Provided by Melissa Clark
Categories dinner, easy, lunch, quick, weekday, soups and stews, appetizer, main course
Time 20m
Yield 4 servings
Number Of Ingredients 12
Steps:
- Heat a large nonstick skillet over medium heat. Spread 2 tablespoons cheese into a thin layer in skillet; let melt and brown on bottom, about 30 seconds to one minute. Use a spatula to flip cheese; let cook until evenly browned on both sides, about a minute more. Transfer fried cheese to a paper-towel-lined plate. Repeat with remaining cheese, working 2 tablespoons at a time. Break fried cheese into large pieces.
- To make soup, place tomatoes, yogurt, olive oil, basil, garlic, scallions, ice cubes, salt, vinegar, cayenne and black pepper in a blender. Purée until smooth. Taste and add more salt and vinegar, if necessary. Pour into small bowls and garnish with pieces of fried cheese and chopped basil. Drizzle soup liberally with olive oil.

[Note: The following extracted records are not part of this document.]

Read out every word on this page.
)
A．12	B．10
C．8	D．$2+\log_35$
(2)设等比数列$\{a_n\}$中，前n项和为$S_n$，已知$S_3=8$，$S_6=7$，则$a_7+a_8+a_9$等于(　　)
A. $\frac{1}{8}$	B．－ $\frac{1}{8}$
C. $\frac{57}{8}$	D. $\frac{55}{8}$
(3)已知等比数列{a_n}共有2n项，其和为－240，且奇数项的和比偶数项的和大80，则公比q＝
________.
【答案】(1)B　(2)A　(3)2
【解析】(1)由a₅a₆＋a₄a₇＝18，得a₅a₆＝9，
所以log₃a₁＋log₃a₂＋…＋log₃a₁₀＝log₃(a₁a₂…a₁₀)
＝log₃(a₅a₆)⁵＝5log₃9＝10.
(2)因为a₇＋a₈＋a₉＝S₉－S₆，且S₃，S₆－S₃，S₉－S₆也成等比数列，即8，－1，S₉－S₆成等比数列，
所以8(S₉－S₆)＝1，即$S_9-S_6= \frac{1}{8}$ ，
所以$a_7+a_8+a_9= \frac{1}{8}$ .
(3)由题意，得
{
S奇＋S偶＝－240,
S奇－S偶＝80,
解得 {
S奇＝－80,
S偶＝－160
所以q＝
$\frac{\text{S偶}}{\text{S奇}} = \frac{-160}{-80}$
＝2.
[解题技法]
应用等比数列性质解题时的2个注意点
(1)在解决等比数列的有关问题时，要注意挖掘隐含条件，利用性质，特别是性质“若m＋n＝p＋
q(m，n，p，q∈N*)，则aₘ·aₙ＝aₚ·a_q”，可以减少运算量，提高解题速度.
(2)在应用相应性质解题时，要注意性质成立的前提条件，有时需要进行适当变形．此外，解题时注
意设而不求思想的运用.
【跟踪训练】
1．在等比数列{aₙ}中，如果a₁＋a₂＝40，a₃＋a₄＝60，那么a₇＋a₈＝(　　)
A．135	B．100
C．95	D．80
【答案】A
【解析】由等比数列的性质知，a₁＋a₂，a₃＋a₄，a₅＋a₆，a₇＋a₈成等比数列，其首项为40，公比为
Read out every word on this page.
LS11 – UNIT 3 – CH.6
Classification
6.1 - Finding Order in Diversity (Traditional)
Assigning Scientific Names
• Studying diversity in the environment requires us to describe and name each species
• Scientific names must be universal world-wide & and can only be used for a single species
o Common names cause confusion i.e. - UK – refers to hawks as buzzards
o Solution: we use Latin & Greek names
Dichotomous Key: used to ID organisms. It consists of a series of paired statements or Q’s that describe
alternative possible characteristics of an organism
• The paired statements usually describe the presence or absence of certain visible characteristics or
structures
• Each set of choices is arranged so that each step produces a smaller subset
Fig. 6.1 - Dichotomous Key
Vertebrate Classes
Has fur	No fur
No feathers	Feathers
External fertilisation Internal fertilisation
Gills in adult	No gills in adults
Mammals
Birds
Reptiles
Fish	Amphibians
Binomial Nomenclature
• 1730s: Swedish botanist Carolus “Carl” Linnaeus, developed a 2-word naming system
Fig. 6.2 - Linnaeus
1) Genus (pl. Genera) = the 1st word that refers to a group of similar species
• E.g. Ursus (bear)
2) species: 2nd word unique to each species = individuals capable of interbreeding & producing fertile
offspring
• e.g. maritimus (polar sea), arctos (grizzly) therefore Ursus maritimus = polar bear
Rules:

Nutrition Facts : @context http, Calories 287, UnsaturatedFat 14 grams, Carbohydrate 11 grams, Fat 23 grams, Fiber 2 grams, Protein 10 grams, SaturatedFat 8 grams, Sodium 555 milligrams, Sugar 3 grams
Tips:
- Use ripe, in-season tomatoes. This will ensure the best flavor for your gazpacho.
- Chill the gazpacho for at least 2 hours before serving. This will allow the flavors to meld and develop.
- Garnish the gazpacho with your favorite toppings. Some popular options include diced cucumber, red onion, avocado, and croutons.
- Serve the gazpacho with a side of crusty bread or crackers. This will help to soak up the delicious soup.
- Experiment with different variations of gazpacho. There are many different ways to make this soup, so feel free to get creative and try new things.
Conclusion:
Creamy gazpacho is a delicious and refreshing soup that is perfect for a hot summer day. It is easy to make and can be customized to your liking. With its creamy texture and flavorful ingredients, creamy gazpacho is sure to be a hit with your family and friends.